I took a look at who is behind thes site, and it appears to be classifieds site, which had this to say in their blog post called  Got Karma?

What is it?
Karma is the unique point system used by iList to reward users for their activity in the community. Click on “Karma” at the top of each page for a quick rundown.

How do I get it?
Earning Karma on iList is easy: treat others the way you would like to be treated. You want as many people to see your listings as possible, right? Well, so does the rest of iList. If you help others promote their listings they will likely do the same for you. Then, not only will you be rolling in Karma, but you will also have more people viewing your listings.

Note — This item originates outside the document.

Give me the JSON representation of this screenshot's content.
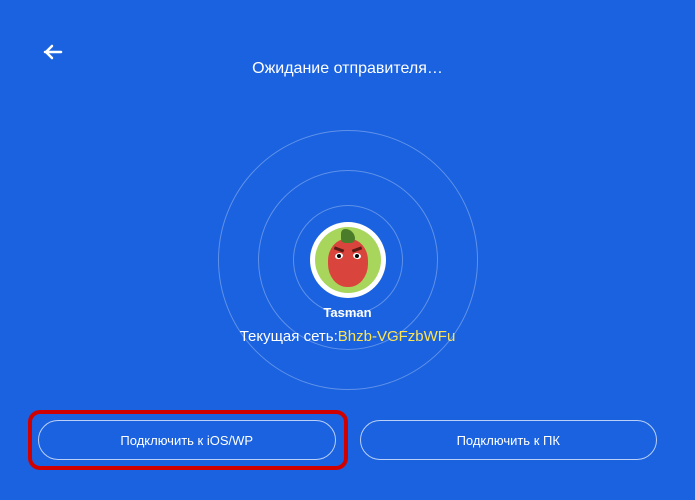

Other ways to receive points include completing your profile, posting listings, and inviting friends to join the iList community. The more the merrier.

What do I do with it?
You tell us. Now that you’ve got all these points, we want to know what you think you should be able to do with them. We already have a  few of our own ideas simmering on the back burner, but we’d love to hear from you as well. So, if you know you’ve got some great ideas and want your voice to be heard, get to sharing and leave us a comment.

I like firms that understand the value of rewarding visitors, making engagements, even the small ones, matter.  The marketing is part of the user experience-the product isn't just a classifieds site; it's loving customers.  Producing customers who love you?  Now THAT's good Karma.